Según el último balance, se contabilizan al menos 241 personas fallecidas y miles de heridos, mientras cientos continúan desaparecidos y las autoridades mantienen la alerta roja en varias ciudades. Sin embargo, algunos rescates han renovado la esperanza: una mujer fue localizada con vida después de más de 35 horas bajo los escombros en Cali, mientras un bebé de pocos meses también fue encontrado con vida. En otro operativo, los socorristas lograron recuperar a una mascota que permaneció 48 horas atrapada entre las ruinas.

La carrera contra el tiempo continúa mientras familiares permanecen cerca de los puntos de rescate, esperando escuchar una voz detrás de los muros derrumbados. En las calles, miles de voluntarios han formado cadenas humanas para retirar escombros y llevar alimentos, agua y suministros a las zonas afectadas.

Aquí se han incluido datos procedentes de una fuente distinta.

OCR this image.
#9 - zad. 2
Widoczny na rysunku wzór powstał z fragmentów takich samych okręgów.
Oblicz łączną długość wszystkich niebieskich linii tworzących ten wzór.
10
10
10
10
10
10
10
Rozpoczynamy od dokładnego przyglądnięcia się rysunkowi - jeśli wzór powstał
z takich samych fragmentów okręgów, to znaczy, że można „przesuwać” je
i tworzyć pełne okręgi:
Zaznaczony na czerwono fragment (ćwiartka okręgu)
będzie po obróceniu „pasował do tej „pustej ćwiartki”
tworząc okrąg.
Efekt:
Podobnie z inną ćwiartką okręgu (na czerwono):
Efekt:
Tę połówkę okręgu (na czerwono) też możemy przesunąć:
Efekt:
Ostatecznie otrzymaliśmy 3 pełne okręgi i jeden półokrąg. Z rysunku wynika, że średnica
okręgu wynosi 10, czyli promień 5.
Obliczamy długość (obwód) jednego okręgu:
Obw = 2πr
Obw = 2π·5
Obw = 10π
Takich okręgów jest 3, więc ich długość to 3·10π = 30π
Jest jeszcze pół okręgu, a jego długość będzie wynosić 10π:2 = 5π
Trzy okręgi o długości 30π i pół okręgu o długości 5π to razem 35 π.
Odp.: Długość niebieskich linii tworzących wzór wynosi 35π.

La respuesta también ha comenzado a adquirir una dimensión internacional. Estados Unidos, El Salvador, Ecuador e Israel enviarán equipos especializados de búsqueda y rescate para reforzar a los grupos colombianos, mientras México ya incorporó a los Topos Aztecas a las labores en Cali.
Además, Colombia ha comenzado a recibir ayuda humanitaria, incluida la enviada desde México y 51 toneladas de alimentos, medicinas y otros suministros procedentes de El Salvador, en una muestra de solidaridad regional mientras continúa la búsqueda de quienes aún podrían estar con vida.